The electronic monitoring system found that 265 (61.9%) of the patients opened their pill containers at least 80% of the number of times they were supposed to open it based on their prescription; 146 (34.1%) of the patients opened their pill container at least as many times as they were supposed to on at least 80% of the days in their medication course; and 165 (38.6%) of the patients opened their pill container close to the recommended dosing time for at least 80% of prescribed doses.
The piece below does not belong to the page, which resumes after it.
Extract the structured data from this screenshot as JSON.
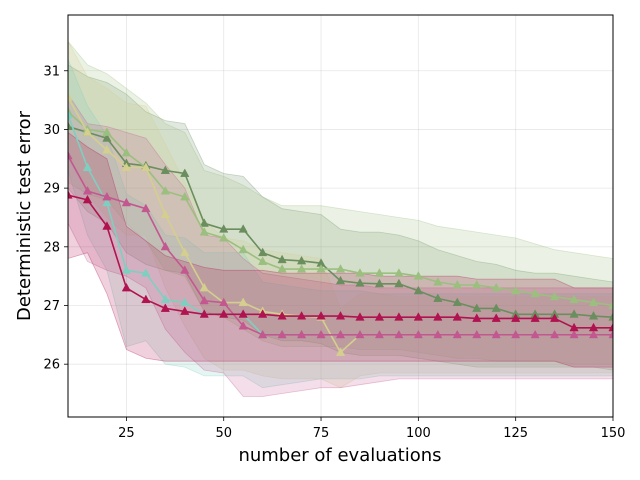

In all, just 130 (30.4%) of the patients demonstrated excellent adherence by achieving at least 80% in each of these 3 adherence measures, and an additional 53 (12.4%) of the patients came close to achieving excellent adherence.
 
When asked whether they had ever missed a dose during their antibiotic therapy, however, 254 (59.3%) of the patients reported that they had missed no doses, suggesting a much higher adherence rate than was observed through electronic monitoring. Indeed, of the 298 patients who did not demonstrate excellent adherence, 124 (41.6%) reported never forgetting to take an antibiotic dose.
 
Based on electronic monitoring, medication adherence rates were significantly associated with the number of daily doses of antibiotics. Among those taking antibiotics once per day, 89.2% demonstrated excellent adherence, compared with 51.0% of those taking antibiotics twice per day and just 8.1% of those taking antibiotics 3 times per day.